You might think that survey-takers who match your target respondent and pass the screener will automatically provide high-quality data.  But this isn’t always the case.

Good respondents may have the best intentions, but there are obstacles that can get in the way. Here’s how you can overcome them.

Poorly Written Survey Questions

If questions aren’t clear and concise, respondents may provide the wrong answer and skew your data. This is why it’s important to avoid industry jargon and complex wording that can be easily misinterpreted.

Some things to avoid:

  • Words that mean different things to different people, such as “occasionally” or “often.” Instead, be specific about frequency, such as “once a month” or “once a week.

  • Double-barreled questions, such as one asking about both pricing and customer service in a single question. Each question should only address one issue.

  • Leading questions that may influence people to answer a certain way. Remember, you’re conducting the survey to get honesty, so this approach defeats the purpose. Instead of “How much are you enjoying the new exciting chat feature on our website?” try “How do you feel about the chat feature on our website?”

Incomplete Answer Options

Without the correct option available to them, respondents may select another option to advance the survey. This is why “other,” “not sure,” “not applicable” and similar options are essential, especially for certain types of surveys, like due diligence.

Each question should have mutually exclusive and collectively exhaustive options.

Survey Fatigue

Long surveys that are too repetitive are going to lose your respondents' attention. When survey-takers become bored and disengaged, they may click through quickly or provide the easiest answer to get to the end. This is even true for respondents who are reliable and well-intentioned.

Keeping the survey concise and focused is a good way to ensure your respondent sticks around for its entirety. Only ask what you need to know from them and eliminate nice-to-have questions that increase the time needed to complete the survey.

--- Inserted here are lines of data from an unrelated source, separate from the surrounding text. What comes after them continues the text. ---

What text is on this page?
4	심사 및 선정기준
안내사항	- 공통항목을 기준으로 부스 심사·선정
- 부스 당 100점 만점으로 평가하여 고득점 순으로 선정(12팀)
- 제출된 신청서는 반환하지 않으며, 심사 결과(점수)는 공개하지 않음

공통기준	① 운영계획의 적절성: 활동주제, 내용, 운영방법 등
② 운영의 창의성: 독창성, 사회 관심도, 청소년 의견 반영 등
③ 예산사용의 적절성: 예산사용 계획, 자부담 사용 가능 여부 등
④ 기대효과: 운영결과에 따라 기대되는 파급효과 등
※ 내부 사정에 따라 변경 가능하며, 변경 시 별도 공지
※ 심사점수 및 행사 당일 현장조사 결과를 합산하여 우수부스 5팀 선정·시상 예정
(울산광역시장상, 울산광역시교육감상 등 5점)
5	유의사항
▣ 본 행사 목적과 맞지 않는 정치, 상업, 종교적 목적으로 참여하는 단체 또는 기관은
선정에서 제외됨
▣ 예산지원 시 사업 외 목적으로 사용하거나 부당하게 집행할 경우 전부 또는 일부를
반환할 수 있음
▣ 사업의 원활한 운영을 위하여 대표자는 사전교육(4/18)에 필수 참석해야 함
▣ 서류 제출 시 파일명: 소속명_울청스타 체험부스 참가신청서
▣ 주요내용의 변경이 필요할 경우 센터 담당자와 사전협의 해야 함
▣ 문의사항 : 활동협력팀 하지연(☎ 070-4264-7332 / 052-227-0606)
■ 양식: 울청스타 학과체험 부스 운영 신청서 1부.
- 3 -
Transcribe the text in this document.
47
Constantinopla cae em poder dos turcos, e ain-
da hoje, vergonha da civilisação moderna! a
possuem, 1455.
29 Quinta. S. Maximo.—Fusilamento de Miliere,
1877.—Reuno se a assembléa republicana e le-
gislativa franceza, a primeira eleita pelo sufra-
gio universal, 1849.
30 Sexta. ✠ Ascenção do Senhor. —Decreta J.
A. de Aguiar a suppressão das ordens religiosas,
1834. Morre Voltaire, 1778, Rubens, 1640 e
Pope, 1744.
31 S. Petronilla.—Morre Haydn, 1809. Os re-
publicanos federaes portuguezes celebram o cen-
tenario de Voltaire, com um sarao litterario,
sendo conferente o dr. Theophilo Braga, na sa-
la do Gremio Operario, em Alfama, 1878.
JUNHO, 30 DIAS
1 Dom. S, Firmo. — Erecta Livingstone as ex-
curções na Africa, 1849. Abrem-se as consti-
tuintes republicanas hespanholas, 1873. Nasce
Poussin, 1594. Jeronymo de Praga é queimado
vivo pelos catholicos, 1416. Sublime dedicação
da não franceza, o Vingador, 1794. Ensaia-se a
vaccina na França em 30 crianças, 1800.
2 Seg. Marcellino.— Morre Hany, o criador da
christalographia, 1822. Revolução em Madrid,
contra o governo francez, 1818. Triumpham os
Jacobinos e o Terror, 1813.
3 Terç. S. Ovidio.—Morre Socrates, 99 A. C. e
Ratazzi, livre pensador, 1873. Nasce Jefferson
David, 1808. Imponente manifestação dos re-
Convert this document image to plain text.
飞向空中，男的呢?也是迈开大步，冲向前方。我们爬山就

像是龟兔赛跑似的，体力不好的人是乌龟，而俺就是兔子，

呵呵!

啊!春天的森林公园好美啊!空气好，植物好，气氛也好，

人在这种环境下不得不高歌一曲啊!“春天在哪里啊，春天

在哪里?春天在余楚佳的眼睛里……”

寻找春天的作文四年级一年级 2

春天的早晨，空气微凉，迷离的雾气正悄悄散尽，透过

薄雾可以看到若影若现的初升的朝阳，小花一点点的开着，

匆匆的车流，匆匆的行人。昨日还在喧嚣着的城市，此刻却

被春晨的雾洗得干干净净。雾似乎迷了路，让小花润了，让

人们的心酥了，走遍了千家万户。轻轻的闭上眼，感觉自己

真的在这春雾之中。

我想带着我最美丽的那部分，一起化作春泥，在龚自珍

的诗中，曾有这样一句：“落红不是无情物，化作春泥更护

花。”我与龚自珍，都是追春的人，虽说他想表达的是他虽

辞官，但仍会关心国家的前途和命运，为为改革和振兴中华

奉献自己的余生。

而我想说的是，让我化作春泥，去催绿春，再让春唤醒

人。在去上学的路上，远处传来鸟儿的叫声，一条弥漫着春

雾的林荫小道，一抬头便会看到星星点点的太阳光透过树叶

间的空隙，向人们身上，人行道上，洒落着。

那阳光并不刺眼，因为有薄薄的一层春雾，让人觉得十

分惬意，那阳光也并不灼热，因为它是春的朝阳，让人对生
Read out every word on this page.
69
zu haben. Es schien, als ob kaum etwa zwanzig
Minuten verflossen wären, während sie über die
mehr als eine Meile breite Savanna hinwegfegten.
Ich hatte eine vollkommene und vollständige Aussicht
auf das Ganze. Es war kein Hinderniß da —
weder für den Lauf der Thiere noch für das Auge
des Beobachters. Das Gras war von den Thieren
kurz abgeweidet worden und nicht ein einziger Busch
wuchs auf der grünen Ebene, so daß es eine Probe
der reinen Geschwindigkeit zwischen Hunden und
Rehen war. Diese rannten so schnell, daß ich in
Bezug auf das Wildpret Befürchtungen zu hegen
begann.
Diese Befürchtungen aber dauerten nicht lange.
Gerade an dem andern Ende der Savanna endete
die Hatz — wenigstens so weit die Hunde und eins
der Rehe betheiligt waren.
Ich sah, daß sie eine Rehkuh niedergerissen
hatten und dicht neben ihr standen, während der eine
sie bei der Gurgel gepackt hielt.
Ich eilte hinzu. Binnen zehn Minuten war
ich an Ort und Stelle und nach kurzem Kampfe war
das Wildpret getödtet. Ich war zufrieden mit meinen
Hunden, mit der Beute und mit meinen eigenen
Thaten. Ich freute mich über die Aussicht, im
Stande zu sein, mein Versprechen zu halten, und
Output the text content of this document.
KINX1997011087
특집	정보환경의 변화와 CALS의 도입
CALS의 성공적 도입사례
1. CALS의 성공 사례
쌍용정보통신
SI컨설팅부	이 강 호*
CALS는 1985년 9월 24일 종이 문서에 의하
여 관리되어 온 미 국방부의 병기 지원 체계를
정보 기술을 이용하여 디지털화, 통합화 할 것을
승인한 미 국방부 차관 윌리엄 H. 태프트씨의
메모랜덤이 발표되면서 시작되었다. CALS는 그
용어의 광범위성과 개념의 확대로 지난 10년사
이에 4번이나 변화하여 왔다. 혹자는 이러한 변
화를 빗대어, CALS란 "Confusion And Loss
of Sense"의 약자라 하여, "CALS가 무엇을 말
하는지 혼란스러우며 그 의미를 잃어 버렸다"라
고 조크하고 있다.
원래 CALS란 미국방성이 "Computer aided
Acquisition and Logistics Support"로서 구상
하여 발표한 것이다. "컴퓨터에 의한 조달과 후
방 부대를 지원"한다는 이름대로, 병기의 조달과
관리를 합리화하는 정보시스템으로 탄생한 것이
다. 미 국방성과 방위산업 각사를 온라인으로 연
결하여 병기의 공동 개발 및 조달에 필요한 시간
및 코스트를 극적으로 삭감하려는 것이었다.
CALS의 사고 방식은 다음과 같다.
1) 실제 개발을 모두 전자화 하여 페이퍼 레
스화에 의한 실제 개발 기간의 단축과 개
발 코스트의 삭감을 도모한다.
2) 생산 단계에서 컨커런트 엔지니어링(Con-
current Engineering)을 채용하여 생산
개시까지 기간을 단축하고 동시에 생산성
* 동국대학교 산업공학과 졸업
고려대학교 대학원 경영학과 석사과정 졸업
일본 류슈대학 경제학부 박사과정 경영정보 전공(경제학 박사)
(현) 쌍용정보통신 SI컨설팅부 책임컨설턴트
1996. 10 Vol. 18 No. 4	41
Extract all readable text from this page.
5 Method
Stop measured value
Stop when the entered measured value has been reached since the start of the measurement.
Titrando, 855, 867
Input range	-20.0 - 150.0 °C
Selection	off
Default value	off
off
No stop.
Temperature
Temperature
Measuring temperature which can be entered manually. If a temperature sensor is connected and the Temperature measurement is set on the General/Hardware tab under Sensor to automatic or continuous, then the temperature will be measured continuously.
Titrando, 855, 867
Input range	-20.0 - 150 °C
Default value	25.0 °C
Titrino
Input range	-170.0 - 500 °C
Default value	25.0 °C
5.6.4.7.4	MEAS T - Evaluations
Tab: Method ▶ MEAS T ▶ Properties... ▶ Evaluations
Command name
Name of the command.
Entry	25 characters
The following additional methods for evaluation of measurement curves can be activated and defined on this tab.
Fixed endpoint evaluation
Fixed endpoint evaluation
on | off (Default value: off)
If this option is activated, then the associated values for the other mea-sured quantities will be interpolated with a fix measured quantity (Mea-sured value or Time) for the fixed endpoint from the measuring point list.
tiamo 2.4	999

Start with the most important questions so you capture essential data first, and use a variety of questions to ensure the respondent stays alert and engaged throughout. A progress bar that lets them know where they are in the survey is a nice addition.

Faulty Logic

Even the most willing participant can get frustrated if the survey is confusing or illogical. If respondents are asked questions not relevant to their experience, they tend to disengage. This is especially true if they’ve answered a previous question in a specific way and then the next question disregards their answer. Make sure your pathing makes sense, and you’re only asking relevant questions.

Recall Bias

Even if respondents are qualified, they may not accurately recall everything you’re asking. Be mindful of this when you’re asking them to remember specific events or purchases over long timeframes. You also must be reasonable when asking them to quantify frequency or spending, especially when it’s something they may not have historically calculated.

Unfortunately, this is one of the harder survey challenges to overcome because it’s rooted in memory, not motivation. You can try to design around it by shortening the recall period or anchoring memories with time cues (like “the last time” or “since the start of”). Instead of asking respondents to recall, consider using recognition, like listing all the brands they’ve purchased, for example.

The Bottom Line

Strong survey data depends on both who participates and how they respond.
Screening out unqualified respondents helps protect the integrity of your data, but it’s only half the equation. Clear questions, well-designed questions, and respondent-friendly design also play a critical role.

Data quality shouldn’t be something you evaluate after the fact. When it is built into the survey from the start, and maintained all throughout fielding, you can have greater confidence not just in the results, but also the decisions you make with them.